Entaktivierung und Entladung: Der Letzte Akt Nach dem Passieren eines kontaminierten Bereichs kam eine mobile Waschanlage, die EEG, der Deutschen Reichsbahn zum Einsatz. Diese konnte zur Entgiftung, Entseuchung und Entaktivierung eines Militärzuges genutzt werden.
Armeeangehörige, die sich in Mannschaftswagen oder als Sicherungsposten auf Flachwagen befanden, durchliefen Duschrahmen der Waschanlage, während Soldaten in Gefechtsfahrzeugen mit Kernwaffenschutzanlage bis zum Abschluss der Entaktivierung in ihren Fahrzeugen blieben. Der Zug selbst wurde entaktiviert, wobei besonders stark aktivierte Stellen markiert wurden, bis die Kernstrahlungskontrolle einen Wert von weniger als 20 Milliröntgen pro Stunde ergab.
Am Zielbahnhof erfolgte die Entladung häufig über eine zerlegbare Laderampe (ZLR60-1), die in einem Güterwagen bereitgestellt wurde. Diese Rampe, die für Räder- und Kettenfahrzeuge bis zu 60 Tonnen geeignet ist, kam zum Einsatz, wenn ortsfeste Verladerampen nicht vorhanden oder zerstört waren. Der Aufbau der ZLR60-1 dauerte unter den gezeigten Bedingungen 20 Minuten und erforderte präzises und umsichtiges Arbeiten, immer mit Stahlhelm und Schutzhandschuhen. Fahrbahnträger von 110 kg Masse wurden mit Trageeisen transportiert, wobei auf Quetschungen durch die Klauen geachtet werden musste.
Nach der Entladung rückten die Truppen ohne Zeitverlust zu Wartepunkten ab, wo die volle Gefechtsbereitschaft von Bewaffnung und Ausrüstung wiederhergestellt wurde, bevor sie sich zu Sammelräumen begaben. Größere Konzentrationen von Kräften und Mitteln an Ver- und Entladestellen sollten im Gefecht vermieden werden. Der Zug wurde nach Abschluss der Entladung in einwandfreiem Zustand an die Deutsche Reichsbahn zurückübergeben.
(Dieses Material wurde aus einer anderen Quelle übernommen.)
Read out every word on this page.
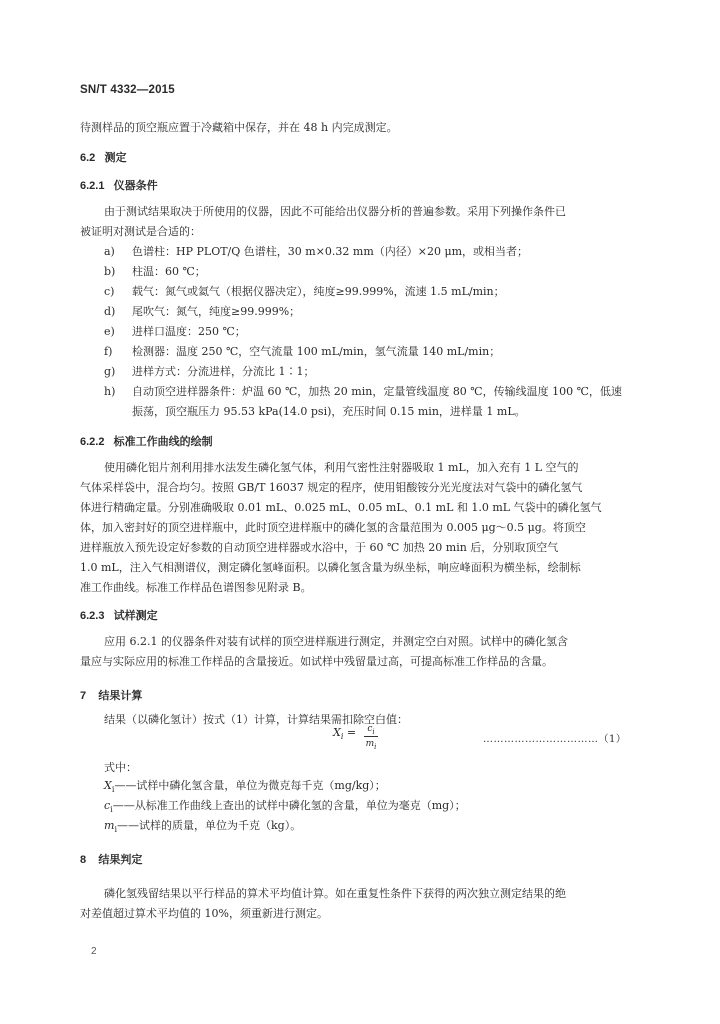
SN/T 4332—2015
待测样品的顶空瓶应置于冷藏箱中保存，并在 48 h 内完成测定。
6.2 测定
6.2.1 仪器条件
由于测试结果取决于所使用的仪器，因此不可能给出仪器分析的普遍参数。采用下列操作条件已
被证明对测试是合适的：
a) 色谱柱：HP PLOT/Q 色谱柱，30 m×0.32 mm（内径）×20 μm，或相当者；
b) 柱温：60 ℃；
c) 载气：氮气或氦气（根据仪器决定），纯度≥99.999%，流速 1.5 mL/min；
d) 尾吹气：氮气，纯度≥99.999%；
e) 进样口温度：250 ℃；
f) 检测器：温度 250 ℃，空气流量 100 mL/min，氢气流量 140 mL/min；
g) 进样方式：分流进样，分流比 1∶1；
h) 自动顶空进样器条件：炉温 60 ℃，加热 20 min，定量管线温度 80 ℃，传输线温度 100 ℃，低速
振荡，顶空瓶压力 95.53 kPa(14.0 psi)，充压时间 0.15 min，进样量 1 mL。
6.2.2 标准工作曲线的绘制
使用磷化铝片剂利用排水法发生磷化氢气体，利用气密性注射器吸取 1 mL，加入充有 1 L 空气的
气体采样袋中，混合均匀。按照 GB/T 16037 规定的程序，使用钼酸铵分光光度法对气袋中的磷化氢气
体进行精确定量。分别准确吸取 0.01 mL、0.025 mL、0.05 mL、0.1 mL 和 1.0 mL 气袋中的磷化氢气
体，加入密封好的顶空进样瓶中，此时顶空进样瓶中的磷化氢的含量范围为 0.005 μg～0.5 μg。将顶空
进样瓶放入预先设定好参数的自动顶空进样器或水浴中，于 60 ℃ 加热 20 min 后，分别取顶空气
1.0 mL，注入气相测谱仪，测定磷化氢峰面积。以磷化氢含量为纵坐标，响应峰面积为横坐标，绘制标
准工作曲线。标准工作样品色谱图参见附录 B。
6.2.3 试样测定
应用 6.2.1 的仪器条件对装有试样的顶空进样瓶进行测定，并测定空白对照。试样中的磷化氢含
量应与实际应用的标准工作样品的含量接近。如试样中残留量过高，可提高标准工作样品的含量。
7 结果计算
结果（以磷化氢计）按式（1）计算，计算结果需扣除空白值：
$X_i$ =	$c_i$
$m_i$
……………………………（1）
式中：
$X_i——$试样中磷化氢含量，单位为微克每千克（mg/kg）；
$c_i——$从标准工作曲线上查出的试样中磷化氢的含量，单位为毫克（mg）；
$m_i——$试样的质量，单位为千克（kg）。
8 结果判定
磷化氢残留结果以平行样品的算术平均值计算。如在重复性条件下获得的两次独立测定结果的绝
对差值超过算术平均值的 10%，须重新进行测定。
2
Die geheimen NVA-Truppentransporte mit der Deutschen Reichsbahn waren somit komplexe logistische Meisterleistungen, die im Schatten des Kalten Krieges eine entscheidende Rolle für die Einsatzbereitschaft der NVA spielten und das enge, wenn auch verborgene, Zusammenwirken zwischen Militär und ziviler Infrastruktur unterstrichen.